Les candidats à la primaire de droite affichent leurs divergences

Les candidats à la primaire de droite affichent leurs divergences

Photo: Keystone

Les candidats de droite à la présidentielle française ont affiché jeudi leurs divergences lors du dernier débat avant le premier tour de la primaire, notamment sur les répercussions de l'élection de Donald Trump. François Fillon a été jugé le plus convaincant.

L'enjeu de cette primaire est majeur. Au vu du marasme à gauche, son vainqueur a de fortes chances, selon les sondages, de remporter le deuxième tour de la présidentielle en mai 2017 face à la candidate du Front national, Marine Le Pen.

Pour cette ultime confrontation à sept, les trois favoris s'en sont tenus à une partition personnelle, se gardant de lancer les hostilités. Ils ont fait valoir leur expérience, notamment sur les dossiers internationaux face à des outsiders condamnés à se partager les places d'honneur.

A cet exercice, Nathalie Kosciusko-Morizet s'est montrée la plus pugnace, visant clairement à ravir la quatrième place dans les sondages à un Bruno Le Maire à nouveau déstabilisé, moqué sur son aspiration au renouveau, et attaqué sur ses propositions de collège diversifié et de référendum européen.

'Quelle indignité'

Après un deuxième débat au parfum de règlement de comptes, où Nicolas Sarkozy avait été malmené par ses ex-ministres et soutiens, le troisième a été exempt d'invectives, à quelques piques près, entre l'ancien président d'une part, Nathalie Kosciusko-Morizet et Jean-François Copé d'autre part.

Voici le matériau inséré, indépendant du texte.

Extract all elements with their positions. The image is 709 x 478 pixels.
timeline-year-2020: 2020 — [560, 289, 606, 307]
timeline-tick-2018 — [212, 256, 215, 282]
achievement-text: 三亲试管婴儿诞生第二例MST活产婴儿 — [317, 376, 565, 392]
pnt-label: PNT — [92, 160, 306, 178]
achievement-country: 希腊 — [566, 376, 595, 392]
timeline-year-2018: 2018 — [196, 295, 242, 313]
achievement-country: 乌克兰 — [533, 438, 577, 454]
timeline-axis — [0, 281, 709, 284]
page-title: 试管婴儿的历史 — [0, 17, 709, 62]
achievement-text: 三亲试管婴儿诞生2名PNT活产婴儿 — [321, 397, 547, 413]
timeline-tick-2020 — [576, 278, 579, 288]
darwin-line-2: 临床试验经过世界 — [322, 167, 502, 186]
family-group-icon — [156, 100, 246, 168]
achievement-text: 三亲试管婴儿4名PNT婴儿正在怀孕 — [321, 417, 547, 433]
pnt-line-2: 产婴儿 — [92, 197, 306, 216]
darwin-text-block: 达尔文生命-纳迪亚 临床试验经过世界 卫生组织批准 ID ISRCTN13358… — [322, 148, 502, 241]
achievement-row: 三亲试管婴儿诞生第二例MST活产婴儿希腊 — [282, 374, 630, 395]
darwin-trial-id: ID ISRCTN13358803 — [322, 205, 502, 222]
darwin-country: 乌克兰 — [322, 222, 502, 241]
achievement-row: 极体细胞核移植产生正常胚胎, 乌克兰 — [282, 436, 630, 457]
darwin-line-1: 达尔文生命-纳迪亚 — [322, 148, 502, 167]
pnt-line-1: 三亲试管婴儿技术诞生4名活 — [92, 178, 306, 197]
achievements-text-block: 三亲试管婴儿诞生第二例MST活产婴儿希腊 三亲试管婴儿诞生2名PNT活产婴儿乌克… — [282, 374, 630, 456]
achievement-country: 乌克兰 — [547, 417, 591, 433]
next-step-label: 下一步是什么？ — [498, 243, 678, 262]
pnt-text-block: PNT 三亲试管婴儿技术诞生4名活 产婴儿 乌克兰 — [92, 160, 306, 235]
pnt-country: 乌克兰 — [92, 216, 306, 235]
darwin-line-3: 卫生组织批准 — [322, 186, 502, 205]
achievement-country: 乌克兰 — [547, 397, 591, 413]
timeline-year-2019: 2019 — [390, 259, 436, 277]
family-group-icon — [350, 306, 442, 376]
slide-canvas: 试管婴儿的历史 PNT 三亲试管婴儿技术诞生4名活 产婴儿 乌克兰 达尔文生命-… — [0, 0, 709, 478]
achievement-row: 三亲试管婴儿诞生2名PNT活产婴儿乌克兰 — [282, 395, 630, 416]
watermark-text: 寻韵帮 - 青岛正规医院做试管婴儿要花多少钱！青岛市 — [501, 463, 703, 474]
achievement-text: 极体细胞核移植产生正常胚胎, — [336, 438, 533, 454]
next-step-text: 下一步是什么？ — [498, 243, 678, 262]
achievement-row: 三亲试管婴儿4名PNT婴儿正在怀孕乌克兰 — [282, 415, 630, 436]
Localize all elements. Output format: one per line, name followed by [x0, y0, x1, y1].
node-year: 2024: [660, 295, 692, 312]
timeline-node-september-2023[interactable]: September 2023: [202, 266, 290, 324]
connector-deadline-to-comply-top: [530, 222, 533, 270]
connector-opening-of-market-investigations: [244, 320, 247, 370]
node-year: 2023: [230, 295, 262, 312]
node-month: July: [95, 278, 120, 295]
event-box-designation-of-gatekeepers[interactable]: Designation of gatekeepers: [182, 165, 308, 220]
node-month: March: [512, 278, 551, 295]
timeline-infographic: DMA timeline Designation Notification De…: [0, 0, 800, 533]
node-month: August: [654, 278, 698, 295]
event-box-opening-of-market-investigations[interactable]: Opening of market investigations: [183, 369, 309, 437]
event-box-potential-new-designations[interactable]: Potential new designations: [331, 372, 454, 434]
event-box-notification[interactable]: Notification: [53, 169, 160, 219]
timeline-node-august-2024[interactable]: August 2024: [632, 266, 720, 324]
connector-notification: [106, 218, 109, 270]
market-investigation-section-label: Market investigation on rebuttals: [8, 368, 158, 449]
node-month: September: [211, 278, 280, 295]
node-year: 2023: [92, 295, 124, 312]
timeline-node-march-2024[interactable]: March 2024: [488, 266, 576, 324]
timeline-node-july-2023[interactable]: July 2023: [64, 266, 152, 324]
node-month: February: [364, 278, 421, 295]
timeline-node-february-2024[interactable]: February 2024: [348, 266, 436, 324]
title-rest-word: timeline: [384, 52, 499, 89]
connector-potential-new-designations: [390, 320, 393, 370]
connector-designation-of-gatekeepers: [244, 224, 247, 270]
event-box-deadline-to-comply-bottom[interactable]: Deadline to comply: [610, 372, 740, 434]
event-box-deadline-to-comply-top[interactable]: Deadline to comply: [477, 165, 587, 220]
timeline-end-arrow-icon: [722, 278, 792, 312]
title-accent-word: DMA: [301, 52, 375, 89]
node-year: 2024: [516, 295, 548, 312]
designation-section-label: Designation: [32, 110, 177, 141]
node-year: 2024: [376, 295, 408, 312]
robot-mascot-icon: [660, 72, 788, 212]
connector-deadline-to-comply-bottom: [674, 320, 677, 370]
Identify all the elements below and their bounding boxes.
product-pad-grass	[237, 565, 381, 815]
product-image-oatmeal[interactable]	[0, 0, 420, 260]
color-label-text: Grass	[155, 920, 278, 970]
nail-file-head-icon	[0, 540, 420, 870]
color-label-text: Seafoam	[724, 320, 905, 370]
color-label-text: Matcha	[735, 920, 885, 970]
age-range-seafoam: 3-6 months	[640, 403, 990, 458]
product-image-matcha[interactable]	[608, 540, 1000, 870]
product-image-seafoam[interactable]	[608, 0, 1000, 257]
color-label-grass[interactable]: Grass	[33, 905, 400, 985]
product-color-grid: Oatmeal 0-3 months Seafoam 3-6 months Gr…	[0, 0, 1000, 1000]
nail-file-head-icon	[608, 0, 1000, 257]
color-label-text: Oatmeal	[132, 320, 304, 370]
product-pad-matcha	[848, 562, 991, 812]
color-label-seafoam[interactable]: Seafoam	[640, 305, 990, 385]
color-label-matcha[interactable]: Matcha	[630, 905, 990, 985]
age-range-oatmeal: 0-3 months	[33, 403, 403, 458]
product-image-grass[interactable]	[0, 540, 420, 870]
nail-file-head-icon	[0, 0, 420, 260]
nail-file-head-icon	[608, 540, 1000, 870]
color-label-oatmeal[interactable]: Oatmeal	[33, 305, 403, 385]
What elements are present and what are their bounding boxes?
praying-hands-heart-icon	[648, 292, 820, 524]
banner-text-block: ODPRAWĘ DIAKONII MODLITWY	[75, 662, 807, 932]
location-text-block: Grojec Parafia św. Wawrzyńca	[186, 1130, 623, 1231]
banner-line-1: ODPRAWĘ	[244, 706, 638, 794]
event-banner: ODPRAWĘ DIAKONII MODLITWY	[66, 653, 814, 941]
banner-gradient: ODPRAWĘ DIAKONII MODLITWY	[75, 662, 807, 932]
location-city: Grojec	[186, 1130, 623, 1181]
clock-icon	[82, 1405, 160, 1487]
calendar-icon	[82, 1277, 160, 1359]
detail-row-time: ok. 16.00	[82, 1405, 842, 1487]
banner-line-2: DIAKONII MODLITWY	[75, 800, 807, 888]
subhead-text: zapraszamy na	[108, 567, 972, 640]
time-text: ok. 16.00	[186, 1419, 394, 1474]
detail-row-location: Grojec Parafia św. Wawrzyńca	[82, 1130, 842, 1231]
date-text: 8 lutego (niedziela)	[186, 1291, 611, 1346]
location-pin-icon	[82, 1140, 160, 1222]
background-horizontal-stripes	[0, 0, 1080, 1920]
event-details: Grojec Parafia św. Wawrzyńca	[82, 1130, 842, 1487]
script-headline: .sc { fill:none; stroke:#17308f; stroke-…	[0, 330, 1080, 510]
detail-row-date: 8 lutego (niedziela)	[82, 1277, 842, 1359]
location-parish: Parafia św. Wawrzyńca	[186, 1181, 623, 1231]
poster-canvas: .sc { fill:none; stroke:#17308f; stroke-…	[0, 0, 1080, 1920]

Les conséquences de l'élection du milliardaire populiste Donald Trump à la présidence des Etats-Unis ont fourni aux sept candidats la première occasion de se démarquer. Si tous se sont accordés sur le 'choc' que son arrivée au pouvoir pouvait provoquer sur la scène internationale, les principaux candidats ont divergé sur l'impact en France, sans évoquer le Front national.

La tension est brutalement montée lors d'une question d'un journaliste sur des soupçons de financement libyen reçu par Nicolas Sarkozy pour sa campagne présidentielle en 2007. 'Quelle indignité (...) Vous n'avez pas honte de donner écho à un homme qui a fait de la prison (...)?', a réagi M. Sarkozy, dans un silence de cathédrale.

Un homme d'affaires franco-libanais, Ziad Takieddine, affirme avoir remis des valises d'argent à l'ancien président et à son camp. Ce sulfureux intermédiaire a réitéré jeudi ses propos devant des enquêteurs français, sans toutefois pouvoir prouver que l'argent a servi à financer la campagne remportée par M. Sarkozy en 2007.

L'ancien chef de l'Etat a opposé mercredi un démenti formel à ces accusations, dénonçant 'une manoeuvre nauséabonde' pour interférer dans la primaire.

Fillon confirme

Autre signe de la nervosité ambiante: l'un des candidats, Bruno Le Maire, a vivement répliqué à un trait d'un journaliste sur sa campagne en perte de vitesse. 'Il y a une France des sondages. Il y a une France des commentateurs. Il y a une France des journalistes. Elle est totalement libre. Elle a le droit de le commenter. Et il y a la France des Français...', a taclé cet ancien ministre.

François Fillon, qui bénéficie d'une puissante dynamique en sa faveur en cette fin de campagne pour la primaire de la droite, est jugé le plus convaincant (33%) du dernier débat, devant Alain Juppé (32%) et Nicolas Sarkozy (18%), selon un sondage d'Elabe.

L'ex-premier ministre a encore davantage séduit les seuls sympathisants de la droite et du centre, qui sont 39% à l'avoir considéré comme le plus convaincant, tandis que 26% d'entre eux citent Nicolas Sarkozy et 25% Alain Juppé.

Lors des deux précédents débats, les téléspectateurs interrogés par Elabe avaient placé le maire de Bordeaux en tête des candidats les plus convaincants.

A l'approche du premier tour, François Fillon a fait un bond dans les sondages, passant par exemple de 20% à 27% des intentions de vote en quelques jours dans les enquêtes de l'Ifop-Fiducial, au point de talonner Alain Juppé et Nicolas Sarkozy, à qui semblait jusqu'alors promis un match à deux.

En tête dans les enquêtes d'opinion depuis deux ans, l'ex-premier ministre Alain Juppé semble en perte de vitesse et est au coude-à-coude avec l'ancien président Nicolas Sarkozy.